Pensam que Qwert desistiu? Não. Ele se reinventou. Estudou informática, mídias digitais e Inteligência Artificial. Tornou-se Influenciador Digital e Coach em Saúde. Criou canais e perfis em diversas plataformas e tem milhões de seguidores pelo mundo. Clínicas da moda e Spas caríssimos anunciam nas suas plataformas.
Laboratórios farmacêuticos pagam fortunas para ele recomendar seus remédios. Ele testa todos antes de indicar, mas faz uma ressalva: Nunca leia a bula! Quem lê as contraindicações não toma remédio algum.
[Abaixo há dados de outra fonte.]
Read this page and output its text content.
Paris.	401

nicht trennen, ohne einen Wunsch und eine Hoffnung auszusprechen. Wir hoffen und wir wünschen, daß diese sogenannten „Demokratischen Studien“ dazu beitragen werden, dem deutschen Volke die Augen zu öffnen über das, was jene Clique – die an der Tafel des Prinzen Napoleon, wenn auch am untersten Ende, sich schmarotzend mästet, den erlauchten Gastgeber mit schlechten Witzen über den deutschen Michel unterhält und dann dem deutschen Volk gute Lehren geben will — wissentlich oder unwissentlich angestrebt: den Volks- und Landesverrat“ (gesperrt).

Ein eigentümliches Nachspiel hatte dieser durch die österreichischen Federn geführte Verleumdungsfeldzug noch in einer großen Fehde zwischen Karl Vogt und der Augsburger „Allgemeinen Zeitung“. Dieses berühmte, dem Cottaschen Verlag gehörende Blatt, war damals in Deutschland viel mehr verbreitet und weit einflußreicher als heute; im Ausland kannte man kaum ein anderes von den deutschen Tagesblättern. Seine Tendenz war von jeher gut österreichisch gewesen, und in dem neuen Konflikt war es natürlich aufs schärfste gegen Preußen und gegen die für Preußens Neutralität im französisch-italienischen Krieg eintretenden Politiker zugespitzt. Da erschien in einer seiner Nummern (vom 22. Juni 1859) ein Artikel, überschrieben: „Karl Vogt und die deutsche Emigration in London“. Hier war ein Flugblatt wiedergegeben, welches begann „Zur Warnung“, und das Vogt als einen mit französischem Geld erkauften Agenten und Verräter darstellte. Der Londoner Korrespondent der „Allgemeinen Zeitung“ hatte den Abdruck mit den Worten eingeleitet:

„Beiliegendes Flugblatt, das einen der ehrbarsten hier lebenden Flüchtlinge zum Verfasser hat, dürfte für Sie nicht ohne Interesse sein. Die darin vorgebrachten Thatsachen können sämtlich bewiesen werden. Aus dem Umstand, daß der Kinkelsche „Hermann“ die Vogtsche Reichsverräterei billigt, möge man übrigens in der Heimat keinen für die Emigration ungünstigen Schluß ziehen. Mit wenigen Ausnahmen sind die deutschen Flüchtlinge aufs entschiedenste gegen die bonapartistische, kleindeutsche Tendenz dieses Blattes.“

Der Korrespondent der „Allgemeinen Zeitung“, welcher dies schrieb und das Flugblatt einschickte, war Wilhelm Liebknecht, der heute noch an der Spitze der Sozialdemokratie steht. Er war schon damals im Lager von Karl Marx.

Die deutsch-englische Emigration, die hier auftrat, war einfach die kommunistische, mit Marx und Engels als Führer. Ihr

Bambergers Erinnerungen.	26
Um simples tônico contra caspas pode causar anemia, diarreia, atrofia muscular, palpitação, hemorróidas, gases, coceira no mucumbu e impotência sexual.
Qwert enricou! Virou consultor da OMS e foi sondado para o Ministério da Saúde. Se Olympia vivesse, sentiria muito orgulho! Tem muito Qwert por aí, além de seguidores para qualquer tipo de assunto, principalmente os duvidosos. Bastou sair nas Redes que o povo acredita!
Mundo estranho o nosso. A Internet veio para democratizar a informação, mas o que faz sucesso mesmo é a desinformação. Agora vou parar para tomar meus remédios. Comprei remédio para a memória, mas sempre esqueço de tomar. Vida que segue!
Ótima a crônica, tantas verdades nela! Parabéns!
Obrigado, Cibele.
E quantos Asdfg’s ainda tentam se reinventar!
Muito bom, Laerte
Isso mesmo, Ita. QWERT nos EUA, ASDFG por aqui. Obrigado.